I was definitely high on life 20 years ago, as I spent my last night in the Caribbean.  Not only was I heading back to sea in a couple months, but I was intending on using Clipper to fly me around the world to and from ships while taking my vacations from the ships by teaching English around the world.

Not only was it my last night aboard the Yorktown, but, unbeknownst to me, one of the hotel management chain from the office would be boarding her the next day with a mission: to basically ask all the crew questions concerning the list of points I wrote against a hotel manager on the very paper she was writing me up.  She had one complaint against me, which was essentially condemning me for my quick wit that the passengers that I had addressed (and all passengers with a sense of humor) loved about me, including how 2 of the 3 couples at that table of 6 were on their second cruise with Clipper in large part because of me from the cruise where they met on the Nantucket the winter season previously, and the other couple was the "young" couple sailing with the traveling alumni group from my Alma Mater who quickly became friends with the other two "young" couples that greeted me with hugs ecstatic to see me again on another cruise (50s v 70/80s being relatively "young").  Before I signed the formal write-up, I listed 11 criticisms against her to indicate why I might act like I didn't have much/any respect for her in the first place: I didn't.

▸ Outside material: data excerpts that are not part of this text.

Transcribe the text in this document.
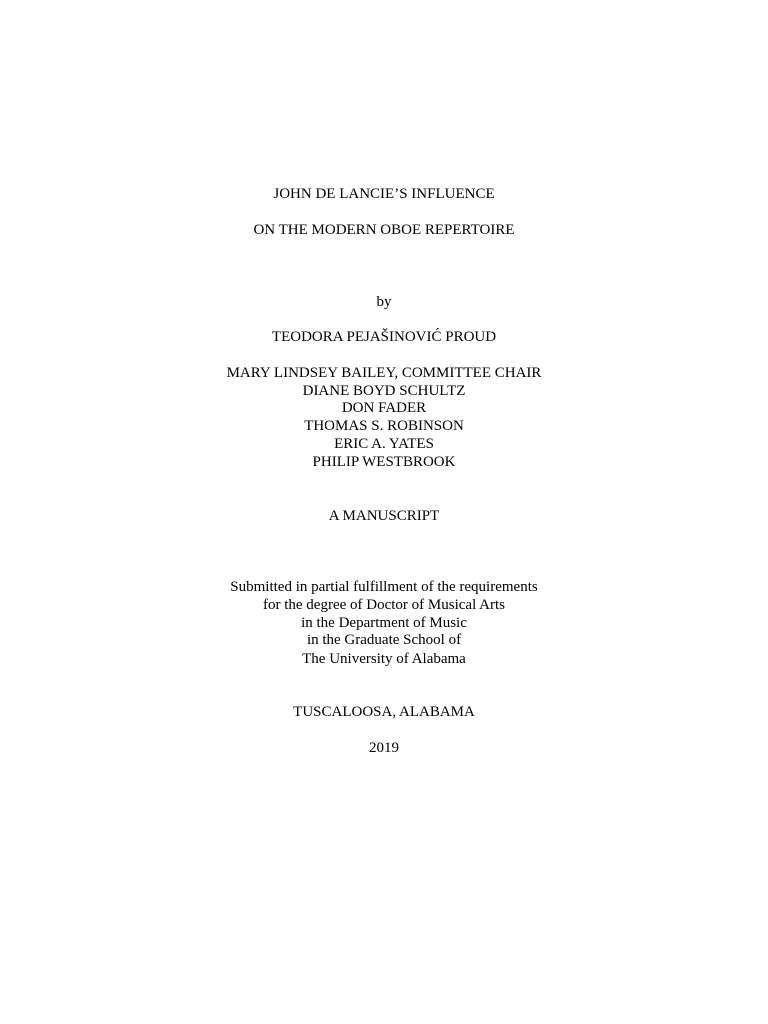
JOHN DE LANCIE’S INFLUENCE
ON THE MODERN OBOE REPERTOIRE
by
TEODORA PEJAŠINOVIĆ PROUD
MARY LINDSEY BAILEY, COMMITTEE CHAIR
DIANE BOYD SCHULTZ
DON FADER
THOMAS S. ROBINSON
ERIC A. YATES
PHILIP WESTBROOK
A MANUSCRIPT
Submitted in partial fulfillment of the requirements
for the degree of Doctor of Musical Arts
in the Department of Music
in the Graduate School of
The University of Alabama
TUSCALOOSA, ALABAMA
2019
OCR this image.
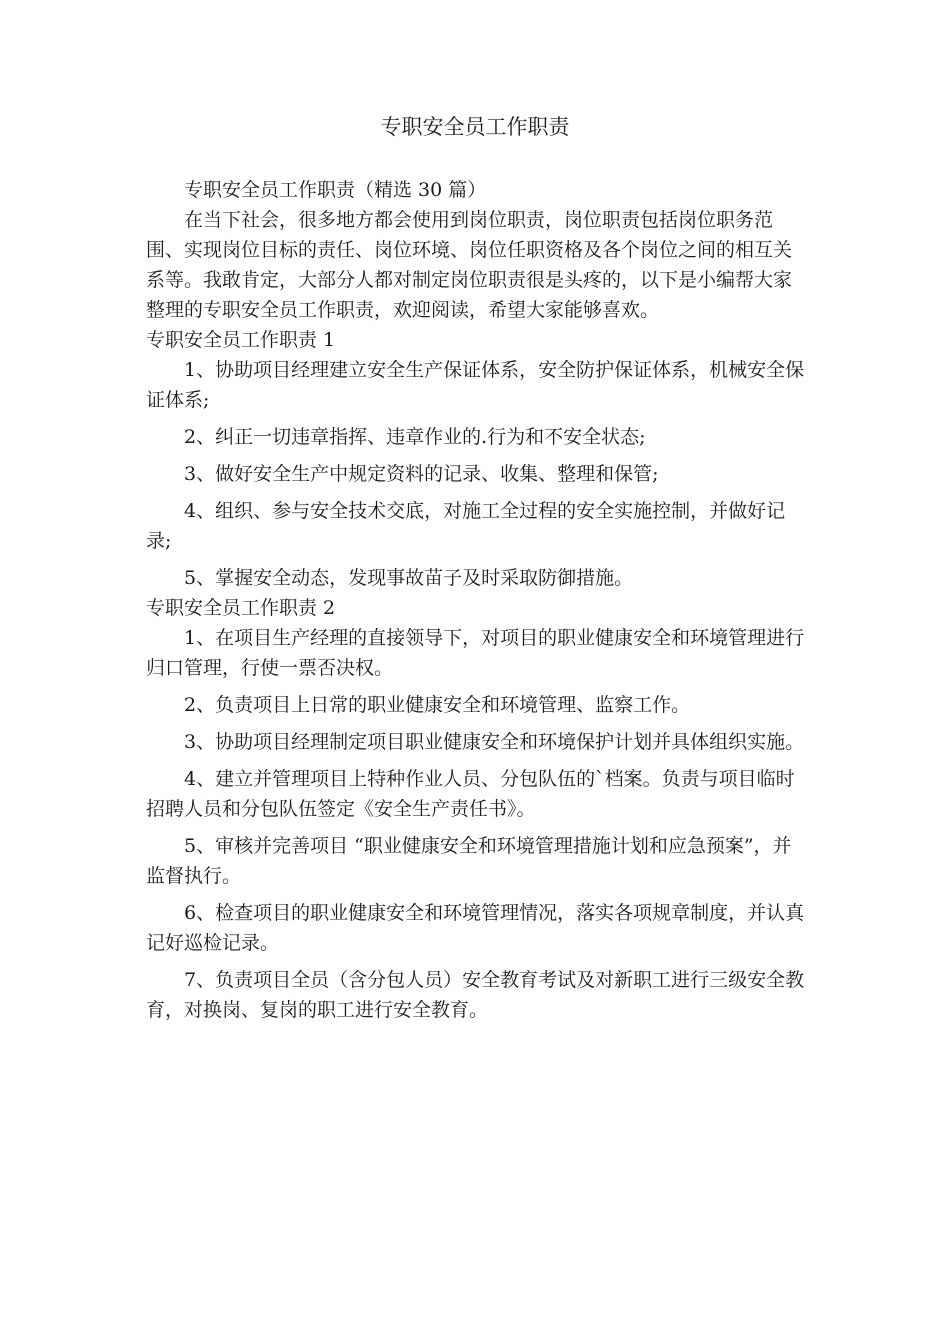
专职安全员工作职责

专职安全员工作职责（精选 30 篇）

在当下社会，很多地方都会使用到岗位职责，岗位职责包括岗位职务范围、实现岗位目标的责任、岗位环境、岗位任职资格及各个岗位之间的相互关系等。我敢肯定，大部分人都对制定岗位职责很是头疼的，以下是小编帮大家整理的专职安全员工作职责，欢迎阅读，希望大家能够喜欢。

专职安全员工作职责 1

1、协助项目经理建立安全生产保证体系，安全防护保证体系，机械安全保证体系;

2、纠正一切违章指挥、违章作业的.行为和不安全状态;

3、做好安全生产中规定资料的记录、收集、整理和保管;

4、组织、参与安全技术交底，对施工全过程的安全实施控制，并做好记录;

5、掌握安全动态，发现事故苗子及时采取防御措施。

专职安全员工作职责 2

1、在项目生产经理的直接领导下，对项目的职业健康安全和环境管理进行归口管理，行使一票否决权。

2、负责项目上日常的职业健康安全和环境管理、监察工作。

3、协助项目经理制定项目职业健康安全和环境保护计划并具体组织实施。

4、建立并管理项目上特种作业人员、分包队伍的`档案。负责与项目临时招聘人员和分包队伍签定《安全生产责任书》。

5、审核并完善项目 “职业健康安全和环境管理措施计划和应急预案”，并监督执行。

6、检查项目的职业健康安全和环境管理情况，落实各项规章制度，并认真记好巡检记录。

7、负责项目全员（含分包人员）安全教育考试及对新职工进行三级安全教育，对换岗、复岗的职工进行安全教育。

Eventually, I would hear that the manager from the office wanted to terminate her employment after talking with the crew still onboard, but was unable to by his superiors ordering him to give her a warning to clean up her act on her next stint since she was leaving on vacation for a month after that cruise: basically she had 30 days to think about how much she wanted to work there and come back and prove she was worth keeping as a Hotel Manager.

I saw and did some amazing things during those two years working at sea.  Some of the more important stories can be found somewhere among the chapters I published for free.  One distant sight from the Yorktown 20 years ago was truly awesome in its destructiveness, but that destructiveness wasn't visible: at night passing Montserrat you could see the red glow of lava (even better through binoculars) from about 25 nautical miles contrasted with the night sky.

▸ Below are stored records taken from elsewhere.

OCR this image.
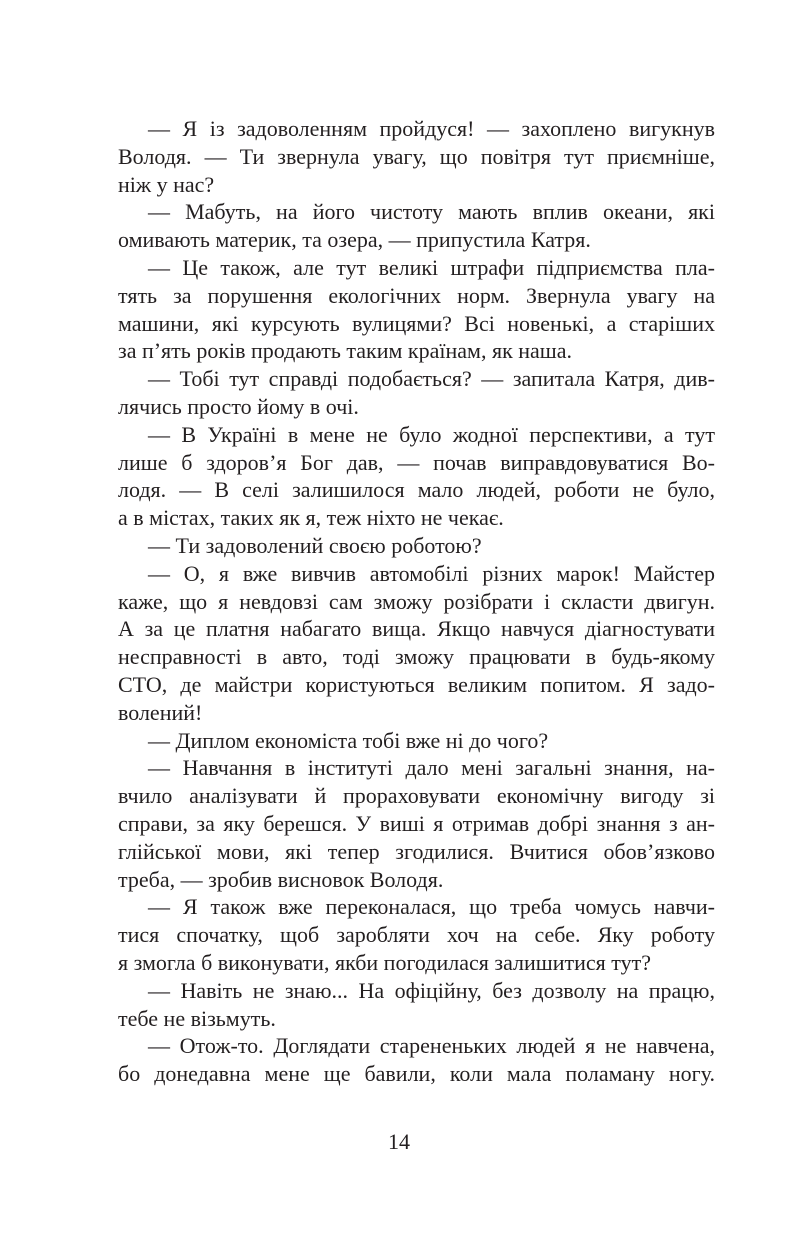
— Я із задоволенням пройдуся! — захоплено вигукнув
Володя. — Ти звернула увагу, що повітря тут приємніше,
ніж у нас?
— Мабуть, на його чистоту мають вплив океани, які
омивають материк, та озера, — припустила Катря.
— Це також, але тут великі штрафи підприємства пла-
тять за порушення екологічних норм. Звернула увагу на
машини, які курсують вулицями? Всі новенькі, а старіших
за п’ять років продають таким країнам, як наша.
— Тобі тут справді подобається? — запитала Катря, див-
лячись просто йому в очі.
— В Україні в мене не було жодної перспективи, а тут
лише б здоров’я Бог дав, — почав виправдовуватися Во-
лодя. — В селі залишилося мало людей, роботи не було,
а в містах, таких як я, теж ніхто не чекає.
— Ти задоволений своєю роботою?
— О, я вже вивчив автомобілі різних марок! Майстер
каже, що я невдовзі сам зможу розібрати і скласти двигун.
А за це платня набагато вища. Якщо навчуся діагностувати
несправності в авто, тоді зможу працювати в будь-якому
СТО, де майстри користуються великим попитом. Я задо-
волений!
— Диплом економіста тобі вже ні до чого?
— Навчання в інституті дало мені загальні знання, на-
вчило аналізувати й прораховувати економічну вигоду зі
справи, за яку берешся. У виші я отримав добрі знання з ан-
глійської мови, які тепер згодилися. Вчитися обов’язково
треба, — зробив висновок Володя.
— Я також вже переконалася, що треба чомусь навчи-
тися спочатку, щоб заробляти хоч на себе. Яку роботу
я змогла б виконувати, якби погодилася залишитися тут?
— Навіть не знаю... На офіційну, без дозволу на працю,
тебе не візьмуть.
— Отож-то. Доглядати старененьких людей я не навчена,
бо донедавна мене ще бавили, коли мала поламану ногу.
14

In shipboard jargon, I was done counting down my days and was down to just my wakeup (i.e. "3 days and a wakeup..."), ready for some time off to get rested, go get a certificate that would open up a world of opportunity for me (or could have had my life gone as I were trying to plan it) and then go back to Europe for my third time, but my first time to work (first for school, second for pleasure).  I had planned on buying a new full pack that vacation, as well as adding something else to own that I could carry in the first surfboard I bought.  The new pack would hold over 40 kgs on my back, guitar case in one hand and, now, a surfboard bag in the other hand: all I owned at the time, I could carry, albeit not very far!  (Hard not to sound nostalgic for that lifestyle again: "I own what I can carry, and even then it's too much!" was something I stated more than once during those years!)

Clipper's motto/slogan was "In the spirit of adventure" and it was a dream job for me in my mid-20s.  It was the best and worst job I have ever had: I got paid to travel, but I do like to sleep in and/or take a day off more than once in 4 to 6 months.  One life lesson I learned was how to be a workaholic aboard a ship, but when it came time to take a vacation from a ship, I could entertain myself long enough that about the time I was bored on land, it was time to go back to sea.  This lesson was probably one of the most important to surviving my back being broken and the lifelong downtime forced upon me from said injury.